Thursday, September 18, 2008

(PP) Learning to Study

As I high school student, I found myself learning how to take the path of least resistance. My study habits consisted of reading some notes and mumbling lists while in the shower, on the day before the test.

Now I am faced with trying to start from scratch, only now I am at a college level and need to achieve better then my high school best. Teachers seem to have the same response, two hours for every class hour and note cards for terms that you need to memorize.

The only time I used flash cards effectively was in the seventh grade, my mind simply does not do well with bulk memorization. Ever since, when I resort to flash cards I mix terms more. A front of one card and the back of another are to easy to mix. I need to methodically learn one piece of information then the next.

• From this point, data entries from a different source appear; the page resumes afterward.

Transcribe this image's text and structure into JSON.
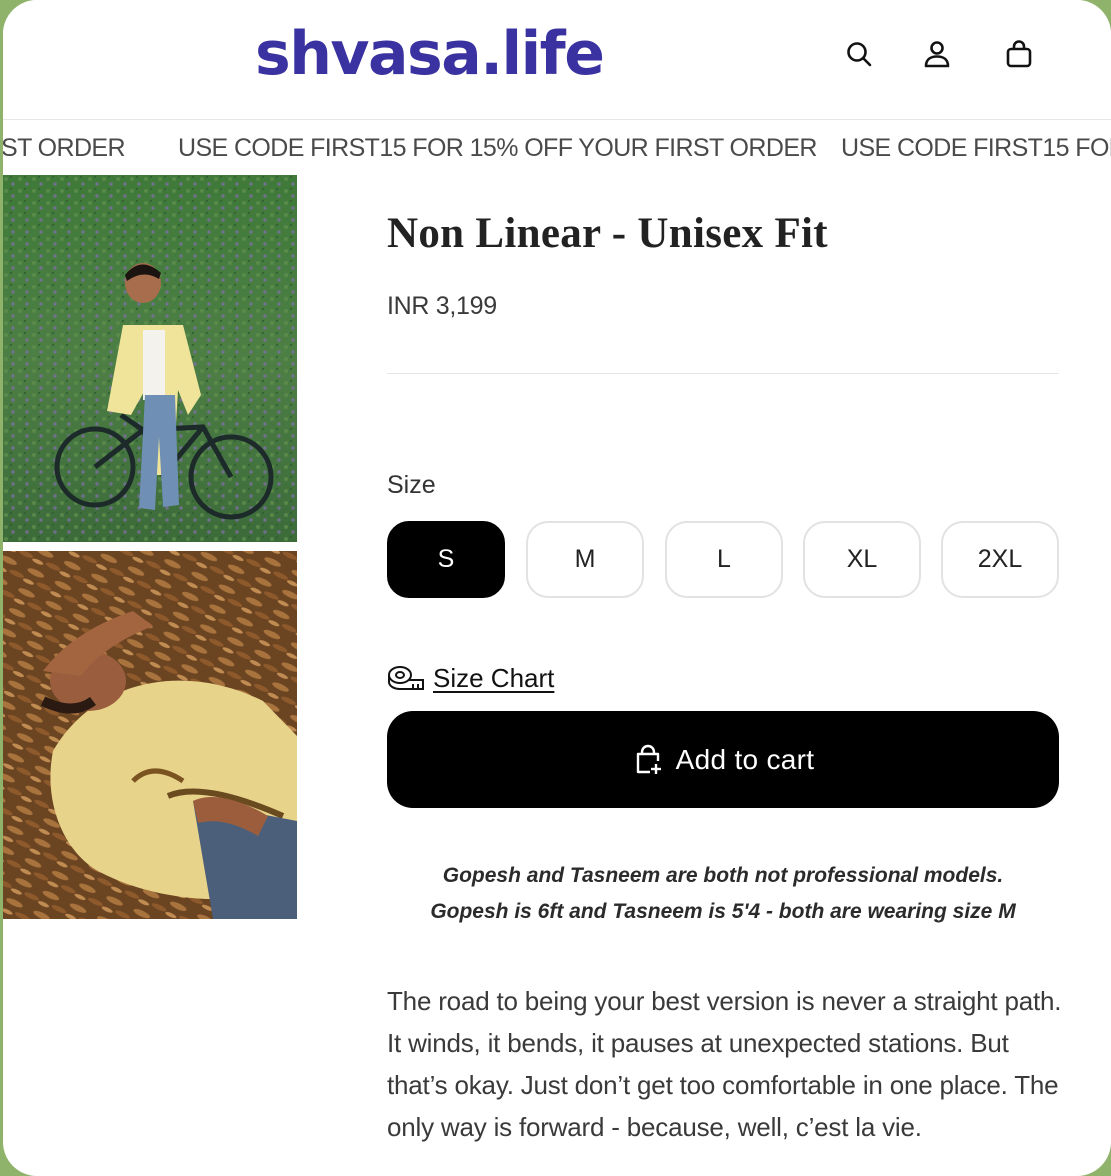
{
  "header": {
    "logo": "shvasa.life",
    "icons": [
      "search-icon",
      "account-icon",
      "cart-icon"
    ]
  },
  "announcement": {
    "text": "USE CODE FIRST15 FOR 15% OFF YOUR FIRST ORDER",
    "left_fragment": "ST ORDER",
    "right_fragment": "USE CODE FIRST15 FOR"
  },
  "product": {
    "title": "Non Linear - Unisex Fit",
    "price": "INR 3,199",
    "size_label": "Size",
    "sizes": [
      "S",
      "M",
      "L",
      "XL",
      "2XL"
    ],
    "selected_size": "S",
    "size_chart_label": "Size Chart",
    "add_to_cart_label": "Add to cart",
    "note_line1": "Gopesh and Tasneem are both not professional models.",
    "note_line2": "Gopesh is 6ft and Tasneem is 5'4 - both are wearing size M",
    "description": "The road to being your best version is never a straight path. It winds, it bends, it pauses at unexpected stations. But that’s okay. Just don’t get too comfortable in one place. The only way is forward - because, well, c’est la vie."
  },
  "colors": {
    "brand": "#3a32a0",
    "button": "#000000",
    "border": "#e2e2e2"
  }
}
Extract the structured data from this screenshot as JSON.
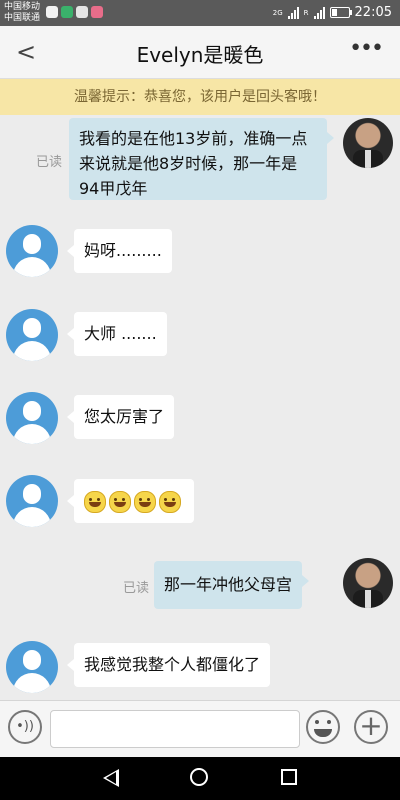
{
  "status_bar": {
    "carrier_1": "中国移动",
    "carrier_2": "中国联通",
    "network_1": "2G",
    "network_2": "R",
    "time": "22:05"
  },
  "header": {
    "title": "Evelyn是暖色",
    "back_icon": "chevron-left-icon",
    "more_icon": "more-dots-icon",
    "more_label": "•••"
  },
  "notice": {
    "text": "温馨提示：恭喜您，该用户是回头客哦！",
    "background": "#f7e6a6"
  },
  "messages": [
    {
      "from": "me",
      "read": "已读",
      "text": "我看的是在他13岁前，准确一点来说就是他8岁时候，那一年是94甲戊年"
    },
    {
      "from": "other",
      "text": "妈呀........."
    },
    {
      "from": "other",
      "text": "大师 ......."
    },
    {
      "from": "other",
      "text": "您太厉害了"
    },
    {
      "from": "other",
      "emoji_count": 4,
      "emoji_name": "smile-emoji"
    },
    {
      "from": "me",
      "read": "已读",
      "text": "那一年冲他父母宫"
    },
    {
      "from": "other",
      "text": "我感觉我整个人都僵化了"
    }
  ],
  "input_bar": {
    "voice_icon": "voice-icon",
    "voice_glyph": "•))",
    "emoji_icon": "emoji-icon",
    "plus_icon": "plus-icon",
    "plus_glyph": "+"
  },
  "colors": {
    "my_bubble": "#cfe4ec",
    "other_bubble": "#ffffff",
    "avatar_other": "#4d9cd8"
  }
}
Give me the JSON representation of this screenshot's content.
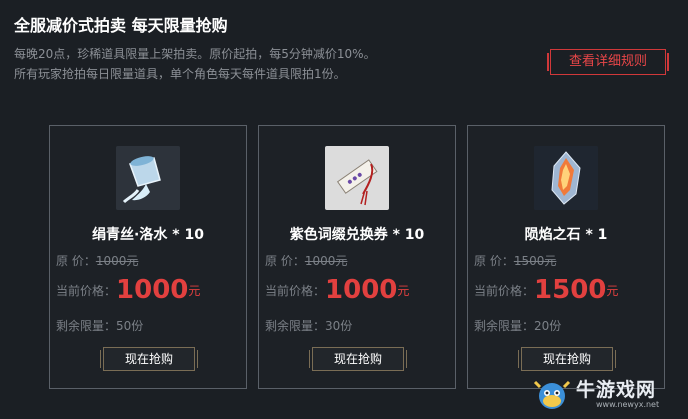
{
  "header": {
    "title": "全服减价式拍卖 每天限量抢购",
    "desc_line1": "每晚20点，珍稀道具限量上架拍卖。原价起拍，每5分钟减价10%。",
    "desc_line2": "所有玩家抢拍每日限量道具，单个角色每天每件道具限拍1份。",
    "rules_button": "查看详细规则"
  },
  "labels": {
    "original_prefix": "原 价：",
    "current_prefix": "当前价格：",
    "remain_prefix": "剩余限量：",
    "currency": "元",
    "buy_button": "现在抢购"
  },
  "items": [
    {
      "name": "绢青丝·洛水 * 10",
      "original": "1000元",
      "current": "1000",
      "remain": "50份",
      "icon": "water-cup-icon"
    },
    {
      "name": "紫色词缀兑换券 * 10",
      "original": "1000元",
      "current": "1000",
      "remain": "30份",
      "icon": "voucher-bookmark-icon"
    },
    {
      "name": "陨焰之石 * 1",
      "original": "1500元",
      "current": "1500",
      "remain": "20份",
      "icon": "flame-crystal-icon"
    }
  ],
  "watermark": {
    "text": "牛游戏网",
    "url": "www.newyx.net"
  }
}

As far as two hours of every hour, I am hard pressed to sit with the same material that long. I am working towards trying to push myself to a set schedule, but fluxing work hours and a social life make it hard to set a schedule. If I study too much I am too stressed to work, if I cannot go to work, I can not afford to pay for books, if I do not buy my books, I cannot do the work, if the work does not get done, I fail the course. The same applies to not relaxing with friends. Priorities and balance shift rather quickly.

A practice that I picked up at USM was useful for me. I had a history course, the reading got dry at times, to keep myself on the subject, I bought a book on the same time period. The book gave me another way to look at the material and it kept me on topic. If I took the time that I spent on reading a book that was relaxing and added it to regular study, I met the two hours to every hour plan.

I am slowing figuring my way around making the lists work. I have found that if I find a way to apply the information to another part of the material, I am more likely to retain both pieces of information.

So long as I keep putting one foot in front of the other, always looking for new solutions and assessing old choices, I should make it through with the grades I need.

-NK

2 comments:

johngoldfine said...

Oh, that 2:1 jazz--take it with a grain of salt. We promulgate it to show how rigorous our course demands are. I'd be flabbergasted if it held in English courses.

nkassigned08 said...

I am working towards the 2:1 goal, but there normally is not enough material to keep my focused.